Bogoria chcę utrzymać fotel lidera Lotto Superligi

Już w najbliższy piątek o godzinie 18 nasza drużyna podejmie w hali sportowej przy ulicy Westfala 3a, zespół ZOOleszcz Gwiazda Bydgoszcz. Spotkanie to zostanie rozegrane w ramach 16. Kolejki Lotto Superligi.

Piątkowe wyjazdowe zwycięstwo 3:1 z ekipą Palmiarnii Zielona Góra pozwoliło Bogorii powrócić na fotel lidera tabeli Superligi. Dwa punkty we wspomnianym spotkaniu zdobył lider naszego zespołu Panagiotis Gionis, który również zaprezentuje się przed grodziską publicznością w piątkowy wieczór. Oprócz niego w rywalizacji z zespołem z Bydgoszczy wystąpi leworęczny Chan Kazuhiro oraz Daniel Górak. Daniel w miniony weekend odniósł wielki sukces w trakcie międzynarodowego turnieju Belarus Open. W grze deblowej wraz z byłym zawodnikiem Bogorii, Wang Zeng Yi zdobyli złoty medal, pokonując w finale Japońską parę. W singlu z kolei Daniel dotarł aż do ćwierćfinału gdzie uległ… właśnie popularnemu Wandżiemu. Jest to kolejny sukces Góry po dwukrotnym Mistrzostwie Polski wywalczonym dwa tygodnie temu w Częstochowie. Będzie to zresztą pierwszy mecz Daniela przed własnymi kibicami, który rozegra jako nowo koronowany Mistrz Polski w grze indywidualnej.

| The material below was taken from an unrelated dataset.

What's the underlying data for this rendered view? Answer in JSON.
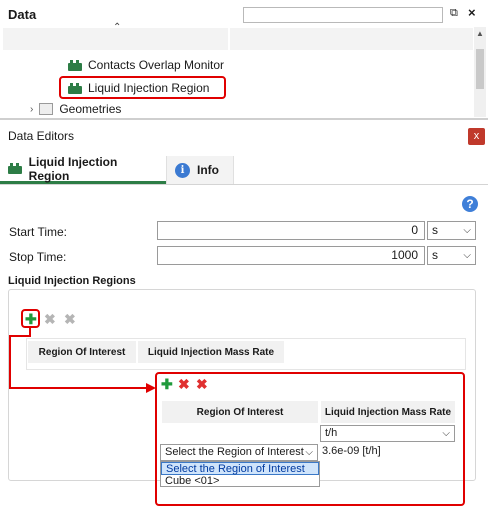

Drużyna przeciwników również przyjedzie do Grodziska Mazowieckiego by wywieźć jak najlepszy wynik. Drużyna trenera Zbigniewa Leszczyńskiego ma do tego wiele argumentów. Liderem 8. Zespołu w tabeli Lotto Superligi jest występujący w Chińskiej Superlidze Zhai Chao. Oprócz niego w składzie znajdują się także zawodnicy zagraniczni Andrew Baggaley, Adam Pattantyus oraz srebrny medalista niedawno zakończonych Mistrzostw Polski Marek Badowski. To właśnie rywalizacja Daniela z Markiem może elektryzować wszystkich kibiców, którzy zjawią się w piątek w grodziskiej hali. W Częstochowie Góra zwyciężył po zaciętej batalii 4:3 i 11:9 w siódmym secie, dlatego też Badowski z pewnością będzie chciał się zrewanżować naszemu zawodnikowi.

Pierwszy mecz między tymi drużynami na inaugurację Lotto Superligi 3:0 zwyciężyła Bogoria. Liczymy na podobny wynik i tym razem oraz na gorący doping kibiców.